Illustration contenant une citation du rapport

L’équilibre est primordial pour le développement durable

Photo : Olivier Le Moal/Shutterstock.com

Pour être durable, un système, qu’il soit économique, social ou environnemental, doit être placé sous le signe de l’équilibre. Or, s’il est difficile d’arriver à un équilibre, il est peut-être encore plus difficile de le préserver. Débits et crédits, consommation et production, positif et négatif, tout doit être constamment en équilibre pour qu’un système continue de prospérer.

Le Parlement a créé le poste de commissaire à l’environnement et au développement durable au sein du Bureau du vérificateur général du Canada en 1995, pour officialiser la prise en compte du développement durable par le Bureau lors de ses examens indépendants des activités du gouvernement. Nous donnons aux parlementaires une source d’information objective sur les résultats obtenus par le gouvernement fédéral dans ce domaine. De fait, la Loi sur le vérificateur général donne au commissaire le mandat d’assurer le contrôle des progrès accomplis par le gouvernement dans la voie du développement durable grâce à l’examen des stratégies de développement durable de chaque organisation gouvernementale visée et de la stratégie de l’ensemble du gouvernement fédéral, et de présenter des rapports à ce sujet.

Le développement durable commence par des décisions qui répondent à des préoccupations d’ordre social, économique et environnemental, et qui permettent de les concilier et de les intégrer. Mon travail est axé sur cet équilibre. Cet automne, mes rapports mettent en lumière des avancées prometteuses et des défis qui persistent en ce qui a trait à l’équilibre sur lequel doit reposer le développement durable.
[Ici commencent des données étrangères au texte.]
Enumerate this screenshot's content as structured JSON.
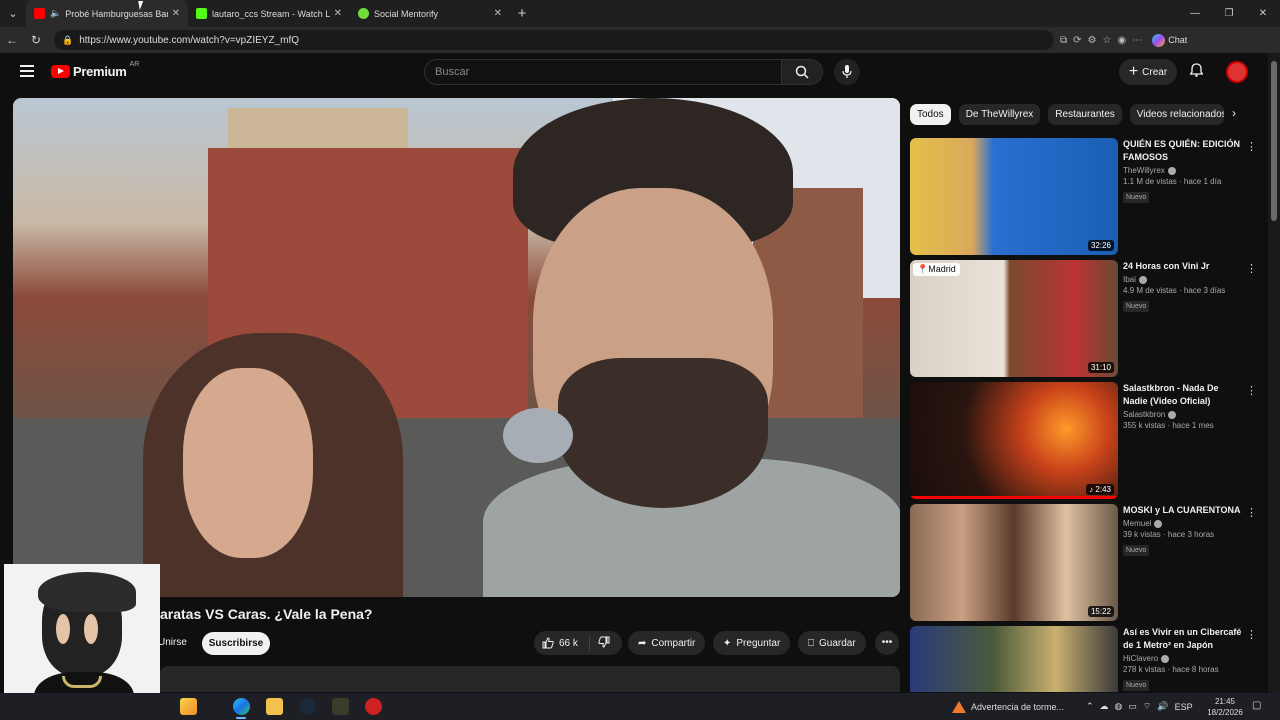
{
  "browser": {
    "tabs": [
      {
        "title": "Probé Hamburguesas Baratas",
        "active": true,
        "favicon_color": "#ff0000",
        "audio": true
      },
      {
        "title": "lautaro_ccs Stream - Watch Live o",
        "active": false,
        "favicon_color": "#53fc18"
      },
      {
        "title": "Social Mentorify",
        "active": false,
        "favicon_color": "#6fdc3c"
      }
    ],
    "url": "https://www.youtube.com/watch?v=vpZIEYZ_mfQ",
    "copilot_label": "Chat"
  },
  "youtube": {
    "logo_text": "Premium",
    "country": "AR",
    "search_placeholder": "Buscar",
    "create_label": "Crear",
    "video_title": "aratas VS Caras. ¿Vale la Pena?",
    "join_label": "Unirse",
    "subscribe_label": "Suscribirse",
    "likes": "66 k",
    "share_label": "Compartir",
    "ask_label": "Preguntar",
    "save_label": "Guardar",
    "chips": [
      "Todos",
      "De TheWillyrex",
      "Restaurantes",
      "Videos relacionados"
    ],
    "recommendations": [
      {
        "title": "QUIÉN ES QUIÉN: EDICIÓN FAMOSOS",
        "channel": "TheWillyrex",
        "stats": "1.1 M de vistas · hace 1 día",
        "badge": "Nuevo",
        "duration": "32:26",
        "thumb_color": "#1a5fb4"
      },
      {
        "title": "24 Horas con Vini Jr",
        "channel": "Ibai",
        "stats": "4.9 M de vistas · hace 3 días",
        "badge": "Nuevo",
        "duration": "31:10",
        "location": "Madrid",
        "thumb_color": "#8a6a52"
      },
      {
        "title": "Salastkbron - Nada De Nadie (Video Oficial)",
        "channel": "Salastkbron",
        "stats": "355 k vistas · hace 1 mes",
        "badge": "",
        "duration": "2:43",
        "thumb_color": "#3a1d14"
      },
      {
        "title": "MOSKI y LA CUARENTONA",
        "channel": "Memuel",
        "stats": "39 k vistas · hace 3 horas",
        "badge": "Nuevo",
        "duration": "15:22",
        "thumb_color": "#5c4a3d"
      },
      {
        "title": "Así es Vivir en un Cibercafé de 1 Metro² en Japón",
        "channel": "HiClavero",
        "stats": "278 k vistas · hace 8 horas",
        "badge": "Nuevo",
        "duration": "",
        "thumb_color": "#4a5a3a"
      }
    ]
  },
  "taskbar": {
    "weather_text": "Advertencia de torme...",
    "lang": "ESP",
    "time": "21:45",
    "date": "18/2/2026"
  }
}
Les organisations gouvernementales réalisent des évaluations environnementales stratégiques

Selon la Stratégie fédérale de développement durable, les 26 organisations gouvernementales qui sont tenues de produire leur propre stratégie de développement durable tous les trois ans se sont engagées à respecter la Directive du Cabinet sur l’évaluation environnementale stratégique. Selon cette directive, tous les projets de politiques, de plans et de programmes examinés par le Cabinet doivent tenir compte des préoccupations économiques, sociales et environnementales grâce à la réalisation d’une évaluation environnementale stratégique. Il y a cinq ans, l’équipe d’auditeurs de la commissaire a lancé un plan pluriannuel pour auditer ces organisations gouvernementales afin de déterminer dans quelle mesure elles intégraient ces aspects aux projets de politiques, de plans et de programmes qu’elles présentaient au Cabinet.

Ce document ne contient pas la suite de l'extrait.